In [1]:
import numpy as np
import os
import pandas as pd
pd.set_option('display.max_columns', None)
import matplotlib.pyplot as plt
# import seaborn as sns
import pickle
import time
import gc
from tqdm import tqdm, tqdm_notebook

%matplotlib inline

#每次可以输出多个变量
from IPython.core.interactiveshell import InteractiveShell
InteractiveShell.ast_node_interactivity = "all"
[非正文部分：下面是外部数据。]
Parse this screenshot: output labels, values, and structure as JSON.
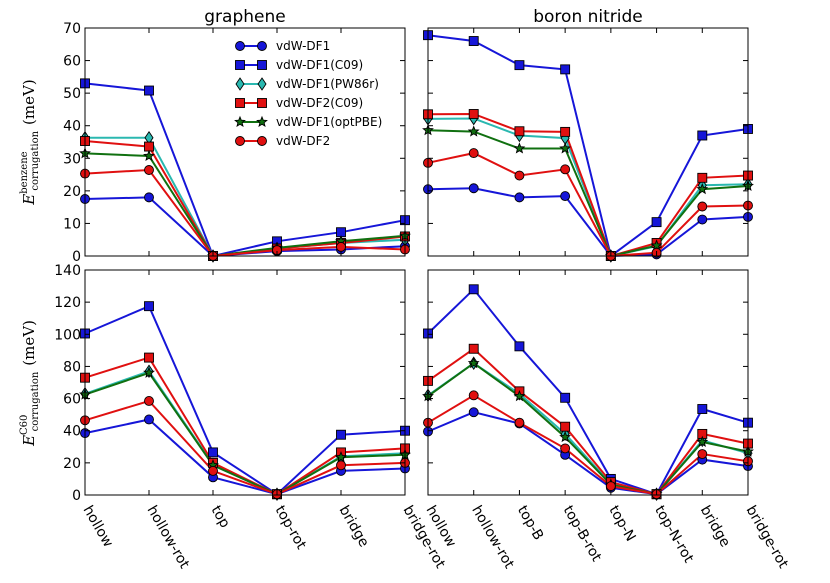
{
  "figure": {
    "y_labels": [
      {
        "main": "E",
        "sup": "benzene",
        "sub": "corrugation",
        "unit": "(meV)"
      },
      {
        "main": "E",
        "sup": "C60",
        "sub": "corrugation",
        "unit": "(meV)"
      }
    ]
  },
  "legend": [
    {
      "name": "vdW-DF1",
      "color": "#1616d8",
      "marker": "circle"
    },
    {
      "name": "vdW-DF1(C09)",
      "color": "#1616d8",
      "marker": "square"
    },
    {
      "name": "vdW-DF1(PW86r)",
      "color": "#2ab8b0",
      "marker": "diamond"
    },
    {
      "name": "vdW-DF2(C09)",
      "color": "#e01010",
      "marker": "square"
    },
    {
      "name": "vdW-DF1(optPBE)",
      "color": "#107010",
      "marker": "star"
    },
    {
      "name": "vdW-DF2",
      "color": "#e01010",
      "marker": "circle"
    }
  ],
  "chart_data": [
    {
      "type": "line",
      "panel": "top-left",
      "title": "graphene",
      "categories": [
        "hollow",
        "hollow-rot",
        "top",
        "top-rot",
        "bridge",
        "bridge-rot"
      ],
      "ylim": [
        0,
        70
      ],
      "yticks": [
        0,
        10,
        20,
        30,
        40,
        50,
        60,
        70
      ],
      "ylabel": "benzene",
      "series": [
        {
          "name": "vdW-DF1",
          "values": [
            17.5,
            18,
            0,
            1.5,
            2,
            3
          ]
        },
        {
          "name": "vdW-DF1(C09)",
          "values": [
            53,
            50.8,
            0,
            4.5,
            7.3,
            11
          ]
        },
        {
          "name": "vdW-DF1(PW86r)",
          "values": [
            36.3,
            36.3,
            0,
            2.3,
            4,
            5
          ]
        },
        {
          "name": "vdW-DF2(C09)",
          "values": [
            35.3,
            33.6,
            0,
            2.3,
            4,
            6
          ]
        },
        {
          "name": "vdW-DF1(optPBE)",
          "values": [
            31.5,
            30.7,
            0,
            2.5,
            4.5,
            6.2
          ]
        },
        {
          "name": "vdW-DF2",
          "values": [
            25.3,
            26.4,
            0,
            1.8,
            2.8,
            2
          ]
        }
      ]
    },
    {
      "type": "line",
      "panel": "top-right",
      "title": "boron nitride",
      "categories": [
        "hollow",
        "hollow-rot",
        "top-B",
        "top-B-rot",
        "top-N",
        "top-N-rot",
        "bridge",
        "bridge-rot"
      ],
      "ylim": [
        0,
        70
      ],
      "yticks": [
        0,
        10,
        20,
        30,
        40,
        50,
        60,
        70
      ],
      "series": [
        {
          "name": "vdW-DF1",
          "values": [
            20.5,
            20.8,
            18,
            18.4,
            0,
            0.5,
            11.2,
            12
          ]
        },
        {
          "name": "vdW-DF1(C09)",
          "values": [
            67.8,
            66,
            58.6,
            57.3,
            0,
            10.4,
            37,
            39
          ]
        },
        {
          "name": "vdW-DF1(PW86r)",
          "values": [
            42.1,
            42.2,
            37,
            36.2,
            0,
            3,
            21.7,
            22
          ]
        },
        {
          "name": "vdW-DF2(C09)",
          "values": [
            43.5,
            43.6,
            38.3,
            38.1,
            0,
            4,
            24,
            24.7
          ]
        },
        {
          "name": "vdW-DF1(optPBE)",
          "values": [
            38.6,
            38.2,
            33,
            33,
            0,
            3.2,
            20.5,
            21.5
          ]
        },
        {
          "name": "vdW-DF2",
          "values": [
            28.6,
            31.6,
            24.7,
            26.6,
            0,
            1,
            15.2,
            15.5
          ]
        }
      ]
    },
    {
      "type": "line",
      "panel": "bottom-left",
      "title": "",
      "categories": [
        "hollow",
        "hollow-rot",
        "top",
        "top-rot",
        "bridge",
        "bridge-rot"
      ],
      "ylim": [
        0,
        140
      ],
      "yticks": [
        0,
        20,
        40,
        60,
        80,
        100,
        120,
        140
      ],
      "ylabel": "C60",
      "series": [
        {
          "name": "vdW-DF1",
          "values": [
            38.5,
            47,
            11,
            0.5,
            15,
            16.5
          ]
        },
        {
          "name": "vdW-DF1(C09)",
          "values": [
            100.5,
            117.5,
            26.5,
            0.5,
            37.5,
            40
          ]
        },
        {
          "name": "vdW-DF1(PW86r)",
          "values": [
            63,
            77,
            19,
            0.5,
            24,
            26
          ]
        },
        {
          "name": "vdW-DF2(C09)",
          "values": [
            73,
            85.5,
            20,
            0.5,
            26.5,
            29
          ]
        },
        {
          "name": "vdW-DF1(optPBE)",
          "values": [
            62.5,
            76,
            18.5,
            0.5,
            23.5,
            25
          ]
        },
        {
          "name": "vdW-DF2",
          "values": [
            46.5,
            58.5,
            15,
            0.5,
            18.5,
            20
          ]
        }
      ]
    },
    {
      "type": "line",
      "panel": "bottom-right",
      "title": "",
      "categories": [
        "hollow",
        "hollow-rot",
        "top-B",
        "top-B-rot",
        "top-N",
        "top-N-rot",
        "bridge",
        "bridge-rot"
      ],
      "ylim": [
        0,
        140
      ],
      "yticks": [
        0,
        20,
        40,
        60,
        80,
        100,
        120,
        140
      ],
      "series": [
        {
          "name": "vdW-DF1",
          "values": [
            39.5,
            51.5,
            44.5,
            25,
            4.5,
            0.5,
            22,
            18
          ]
        },
        {
          "name": "vdW-DF1(C09)",
          "values": [
            100.5,
            128,
            92.5,
            60.5,
            10,
            0.5,
            53.5,
            45
          ]
        },
        {
          "name": "vdW-DF1(PW86r)",
          "values": [
            62,
            82,
            63,
            38,
            7,
            0.5,
            34,
            26
          ]
        },
        {
          "name": "vdW-DF2(C09)",
          "values": [
            71,
            91,
            64.5,
            42.5,
            8,
            0.5,
            38,
            32
          ]
        },
        {
          "name": "vdW-DF1(optPBE)",
          "values": [
            61.5,
            82,
            61.5,
            36,
            6.5,
            0.5,
            33,
            27
          ]
        },
        {
          "name": "vdW-DF2",
          "values": [
            45,
            62,
            45,
            29,
            5.5,
            0.5,
            25.5,
            21
          ]
        }
      ]
    }
  ]
}
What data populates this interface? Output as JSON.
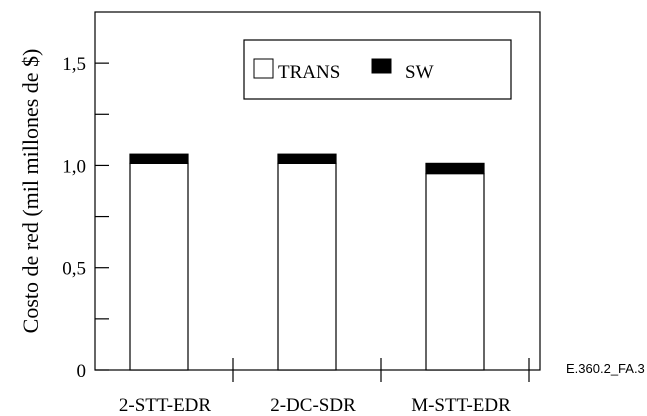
{
  "chart_data": {
    "type": "bar",
    "stacked": true,
    "categories": [
      "2-STT-EDR",
      "2-DC-SDR",
      "M-STT-EDR"
    ],
    "series": [
      {
        "name": "TRANS",
        "values": [
          1.01,
          1.01,
          0.96
        ],
        "color": "#ffffff"
      },
      {
        "name": "SW",
        "values": [
          0.045,
          0.045,
          0.05
        ],
        "color": "#000000"
      }
    ],
    "ylabel": "Costo de red (mil millones de $)",
    "xlabel": "",
    "ylim": [
      0,
      1.75
    ],
    "yticks": [
      {
        "value": 0,
        "label": "0"
      },
      {
        "value": 0.5,
        "label": "0,5"
      },
      {
        "value": 1.0,
        "label": "1,0"
      },
      {
        "value": 1.5,
        "label": "1,5"
      }
    ],
    "minor_yticks": [
      0.25,
      0.75,
      1.25
    ],
    "legend_position": "top-right",
    "grid": false,
    "figure_id": "E.360.2_FA.3"
  }
}
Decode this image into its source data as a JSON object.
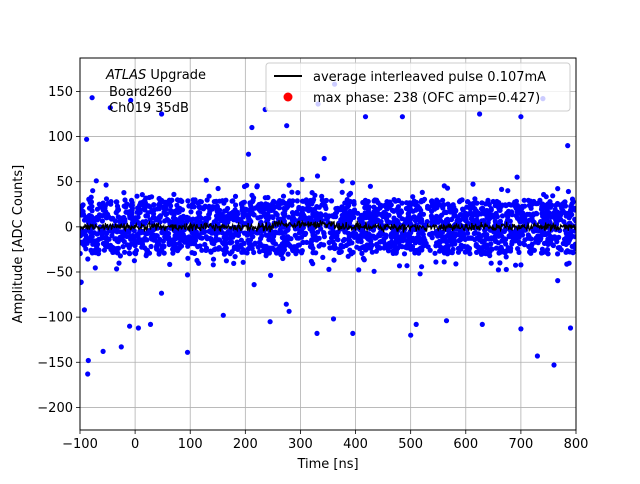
{
  "chart_data": {
    "type": "scatter",
    "xlabel": "Time [ns]",
    "ylabel": "Amplitude [ADC Counts]",
    "xlim": [
      -100,
      800
    ],
    "ylim": [
      -225,
      187
    ],
    "grid": true,
    "legend_placement": "top-right",
    "x_ticks": [
      -100,
      0,
      100,
      200,
      300,
      400,
      500,
      600,
      700,
      800
    ],
    "y_ticks": [
      -200,
      -150,
      -100,
      -50,
      0,
      50,
      100,
      150
    ],
    "annotation": {
      "line1_italic": "ATLAS",
      "line1_rest": " Upgrade",
      "line2": "Board260",
      "line3": "Ch019 35dB"
    },
    "series": [
      {
        "name": "average interleaved pulse 0.107mA",
        "kind": "line",
        "color": "#000000",
        "x_range": [
          -100,
          800
        ],
        "level": 0,
        "noise": 3
      },
      {
        "name": "max phase: 238 (OFC amp=0.427)",
        "kind": "scatter",
        "color": "#0000ff",
        "legend_marker_color": "#ff0000",
        "x_range": [
          -100,
          800
        ],
        "core_band": [
          -30,
          30
        ],
        "outliers": [
          {
            "x": -88,
            "y": 97
          },
          {
            "x": -78,
            "y": 143
          },
          {
            "x": -45,
            "y": 132
          },
          {
            "x": -8,
            "y": 140
          },
          {
            "x": 48,
            "y": 125
          },
          {
            "x": 212,
            "y": 110
          },
          {
            "x": 236,
            "y": 130
          },
          {
            "x": 275,
            "y": 112
          },
          {
            "x": 332,
            "y": 136
          },
          {
            "x": 362,
            "y": 158
          },
          {
            "x": 418,
            "y": 122
          },
          {
            "x": 485,
            "y": 122
          },
          {
            "x": 625,
            "y": 125
          },
          {
            "x": 700,
            "y": 122
          },
          {
            "x": 740,
            "y": 142
          },
          {
            "x": 785,
            "y": 90
          },
          {
            "x": -92,
            "y": -92
          },
          {
            "x": -86,
            "y": -163
          },
          {
            "x": -85,
            "y": -148
          },
          {
            "x": -58,
            "y": -138
          },
          {
            "x": -25,
            "y": -133
          },
          {
            "x": -10,
            "y": -110
          },
          {
            "x": 6,
            "y": -112
          },
          {
            "x": 28,
            "y": -108
          },
          {
            "x": 95,
            "y": -139
          },
          {
            "x": 160,
            "y": -98
          },
          {
            "x": 245,
            "y": -105
          },
          {
            "x": 330,
            "y": -118
          },
          {
            "x": 360,
            "y": -102
          },
          {
            "x": 395,
            "y": -118
          },
          {
            "x": 500,
            "y": -120
          },
          {
            "x": 510,
            "y": -108
          },
          {
            "x": 565,
            "y": -104
          },
          {
            "x": 630,
            "y": -108
          },
          {
            "x": 700,
            "y": -113
          },
          {
            "x": 730,
            "y": -143
          },
          {
            "x": 760,
            "y": -153
          },
          {
            "x": 790,
            "y": -112
          }
        ]
      }
    ]
  }
}
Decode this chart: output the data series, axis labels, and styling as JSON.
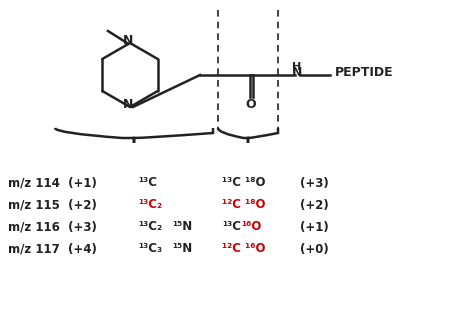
{
  "background_color": "#ffffff",
  "title": "",
  "fig_width": 4.5,
  "fig_height": 3.25,
  "dpi": 100,
  "rows": [
    {
      "mz": "m/z 114  (+1)",
      "reporter_black": "¹³C",
      "reporter_red": "",
      "extra_black": "",
      "middle_black": "¹³C ¹⁸O",
      "middle_red": "",
      "charge": "(+3)"
    },
    {
      "mz": "m/z 115  (+2)",
      "reporter_black": "",
      "reporter_red": "¹³C₂",
      "extra_black": "",
      "middle_black": "",
      "middle_red": "¹²C ¹⁸O",
      "charge": "(+2)"
    },
    {
      "mz": "m/z 116  (+3)",
      "reporter_black": "¹³C₂",
      "reporter_red": "",
      "extra_black": "¹⁵N",
      "middle_black": "¹³C",
      "middle_red": "¹⁶O",
      "charge": "(+1)"
    },
    {
      "mz": "m/z 117  (+4)",
      "reporter_black": "¹³C₃",
      "reporter_red": "",
      "extra_black": "¹⁵N",
      "middle_black": "",
      "middle_red": "¹²C ¹⁶O",
      "charge": "(+0)"
    }
  ]
}
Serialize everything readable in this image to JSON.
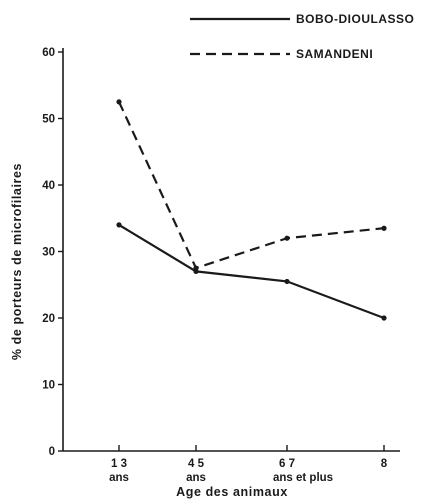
{
  "chart_data": {
    "type": "line",
    "title": "",
    "xlabel": "Age des animaux",
    "ylabel": "% de porteurs de microfilaires",
    "x_tick_labels": [
      {
        "number": "1 3",
        "sub": "ans"
      },
      {
        "number": "4 5",
        "sub": "ans"
      },
      {
        "number": "6 7",
        "sub": "ans et plus"
      },
      {
        "number": "8",
        "sub": ""
      }
    ],
    "categories": [
      "1 3 ans",
      "4 5 ans",
      "6 7 ans et plus",
      "8"
    ],
    "y_ticks": [
      0,
      10,
      20,
      30,
      40,
      50,
      60
    ],
    "ylim": [
      0,
      60
    ],
    "grid": false,
    "legend_position": "top-right",
    "series": [
      {
        "name": "BOBO-DIOULASSO",
        "style": "solid",
        "values": [
          34,
          27,
          25.5,
          20
        ]
      },
      {
        "name": "SAMANDENI",
        "style": "dashed",
        "values": [
          52.5,
          27.5,
          32,
          33.5
        ]
      }
    ]
  }
}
from pylab import rcParams
rcParams['figure.figsize'] = 14, 6

import warnings
warnings.filterwarnings("ignore")

#中文字体
import matplotlib
matplotlib.use('qt4agg')
#指定默认字体
matplotlib.rcParams['font.sans-serif'] = ['SimHei']
matplotlib.rcParams['font.family'] = 'sans-serif'
#解决负号'-'显示为方块的问题
matplotlib.rcParams['axes.unicode_minus'] = False

In [2]:
df = pd.read_csv('./feature/df_feature4_ctr_extra.csv', encoding='utf-8', nrows=1)

cont_fea = ['dict_len', 'title_rate', 'max_title_rate', 'title_rate_max_sub', 'title_rank_in_query', 'title_rank_in_query_origin', 'rank_first_origin_rate', 'rank_first_origin_rate_sub']
cont_fea += [i for i in df.columns if '_count' in i]
cate_fea = ['is_max_rate', 'is_first_rate', 'title_equal_prefix', 'prefix_in_title', 'title_startswith_prefix','title_endswith_prefix', 'rate_big5', 'title_in_query']
long_cate_fea = ['user_id', 'item_id']

df = pd.read_csv('./feature/df_feature4_ctr_extra.csv', encoding='utf-8', usecols=long_cate_fea+['tag', 'label', 'is_val']+cont_fea+cate_fea)
df.shape

(2100000, 51)

In [3]:
feature1 = pd.read_csv('./feature/feature_rank_query.csv')
feature2 = pd.read_csv('./feature/feature_rank_query_re.csv')
feature3 = pd.read_csv('./feature/feature_dict_dis.csv')
feature4 = pd.read_csv('./feature/feature_vector_dis.csv')
feature5 = pd.read_csv('./feature/feature_re_pretit_rate.csv')
feature6 = pd.read_csv('./feature/feature_titpre_dis.csv')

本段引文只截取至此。